Tidak jauh-jauh dari konsep Running Man yang penuh misi, Irene dan tim juga mengajukan large-scale pop up experience.
“Kita pakai konsep adventurous juga seperti web series tadi. It’s interconnected, dari satu strategi ke strategi yang lainnya. Jadi visitors dapet mission card yang ada slot stampnya. Setiap misi yang selesai, stampnya nanti bisa bisa dituker untuk dapet free products atau diskon dari Kahf.”
The Million Ways to Be Proud
Tentunya ide-ide yang diajukan oleh Irene, Natasha, dan Josephine tidak akan bisa menjadi paripurna tanpa dukungan. Mereka bertiga juga berbangga, karena prestasi yang dibantu oleh kehidupan sehari-hari mereka di kampus. Irene yang merupakan Awardee IISMA 2024 ke Nanyang Technology University Singapore menceritakan bahwa ada banyak fasilitas kampus yang mereka gunakan saat mempersiapkan lomba.
“Kita terbantu dengan resources yang freely accessible buat Prasmulyan. Untuk lomba, yang paling penting itu punya data pendukung yang sudah ada dan yang tepat dan relevan sama case-nya. Makanya, jurnal-jurnal dan situs-situs seperti Jstor dan Statista sangat membantu kita untuk mendapatkan data yang diperlukan.” kata Irene.

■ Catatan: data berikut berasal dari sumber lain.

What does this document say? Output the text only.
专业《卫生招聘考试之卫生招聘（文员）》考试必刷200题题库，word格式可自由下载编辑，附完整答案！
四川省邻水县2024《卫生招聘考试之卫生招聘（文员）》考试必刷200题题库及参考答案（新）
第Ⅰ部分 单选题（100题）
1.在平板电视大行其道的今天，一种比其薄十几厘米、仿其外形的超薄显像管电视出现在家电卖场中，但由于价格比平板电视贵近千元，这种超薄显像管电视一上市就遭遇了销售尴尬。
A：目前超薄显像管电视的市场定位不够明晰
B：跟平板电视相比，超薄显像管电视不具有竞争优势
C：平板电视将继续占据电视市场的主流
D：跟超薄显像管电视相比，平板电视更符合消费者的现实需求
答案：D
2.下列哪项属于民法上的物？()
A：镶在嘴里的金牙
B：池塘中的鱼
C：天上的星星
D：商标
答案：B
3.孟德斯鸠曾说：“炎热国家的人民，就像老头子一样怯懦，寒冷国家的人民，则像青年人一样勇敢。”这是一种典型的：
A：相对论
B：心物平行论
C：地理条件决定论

Tidak cuma itu, program studi S1 Business Economics Prasmul juga mendukung Irene, Natasha, dan Josephine, terlebih saat mereka di Jogja. “Kita lomba kan harus ke Jogja, 4D3N. Perlu akomodasi 1 malam dan juga transportasi. Semua difasilitasi oleh prodi kami.”
Ditambah lagi, Irene juga mengaku mendapatkan bimbingan dari dosen-dosen di prodi Business Economics di lomba-lomba yang pernah ia ikuti.